Kabila won with 58 percent of the vote compared to Bemba’s 42 percent, the country’s head of elections said, according to the Associated Press.
“[H]aving garnered the absolute majority of votes in the second round, Mr. Joseph Kabila Kabange is declared president of Democratic Republic of Congo,” Apollinaire Malu Malu announced.
Congolese voters have been waiting more than two weeks to see the results of a race that pitted the son of the country’s murdered former President Laurent Kabila, against former rebel leader and current Vice President Bemba.
In August, following the results of Congo’s first election in more than 40 years, forces loyal to Bemba clashed with Congolese police in street fights that killed at least 30 people.
International peacekeepers, including U.N. forces and troops from the European Union, have since been deployed in the capital Kinshasa to ensure stability. Despite their presence — U.N. tanks could be seen in the capital Wednesday, the AP reported — three civilians and one soldier died in fighting on Saturday between the rival political factions.
Kabila called for calm in the city this week and offered Bemba and his supporters a role in the country’s development.
“I believe Vice President Bemba and members of his party have a role to play, if not necessarily in the government then in other institutions, because the effort now must be nation-building, reconstruction,” he said.
But, although international observers, including some from the Washington, D.C.-based IFES called the election “free and “fair,” Bemba’s party considers the vote fraudulent and laced with “systematic cheating.” Bemba supporters also questioned the credibility of the electoral commission, Reuters reported.
“Our position has not changed,” Joseph Olenghankoy, a spokesman for Bemba’s Union for the Nation coalition, told Reuters. “These are results that will never be credible.”

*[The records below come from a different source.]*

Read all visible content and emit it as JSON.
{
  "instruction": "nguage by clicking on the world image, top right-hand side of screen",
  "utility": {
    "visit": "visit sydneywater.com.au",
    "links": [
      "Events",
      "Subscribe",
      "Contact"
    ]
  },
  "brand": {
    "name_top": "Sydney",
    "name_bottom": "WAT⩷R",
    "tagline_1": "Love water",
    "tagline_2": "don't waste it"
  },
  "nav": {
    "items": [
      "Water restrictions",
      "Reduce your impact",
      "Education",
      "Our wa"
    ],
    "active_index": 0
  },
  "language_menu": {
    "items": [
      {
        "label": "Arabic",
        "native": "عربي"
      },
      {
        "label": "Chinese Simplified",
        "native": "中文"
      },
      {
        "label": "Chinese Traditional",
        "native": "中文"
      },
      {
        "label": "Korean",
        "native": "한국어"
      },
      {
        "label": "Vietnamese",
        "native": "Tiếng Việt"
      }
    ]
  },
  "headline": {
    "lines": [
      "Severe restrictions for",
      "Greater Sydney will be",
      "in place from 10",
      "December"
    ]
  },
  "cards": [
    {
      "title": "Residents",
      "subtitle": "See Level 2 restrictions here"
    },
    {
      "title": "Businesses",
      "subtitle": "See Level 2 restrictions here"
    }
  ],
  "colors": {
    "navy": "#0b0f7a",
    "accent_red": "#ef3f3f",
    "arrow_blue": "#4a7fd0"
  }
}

The electoral commission has not said whether it will conduct an investigation into Bemba’s allegations, according to the AP.
Congo’s election is the culmination of a peace process that helped end the central African nation’s brutal five-year civil war. An estimated 4 million people died in the violence and in a humanitarian crisis that followed.
Kabila, one of Africa’s youngest leaders at 35, first took power in 2001 when a bodyguard posing as a member of the presidential security detail assassinated the elder Kabila.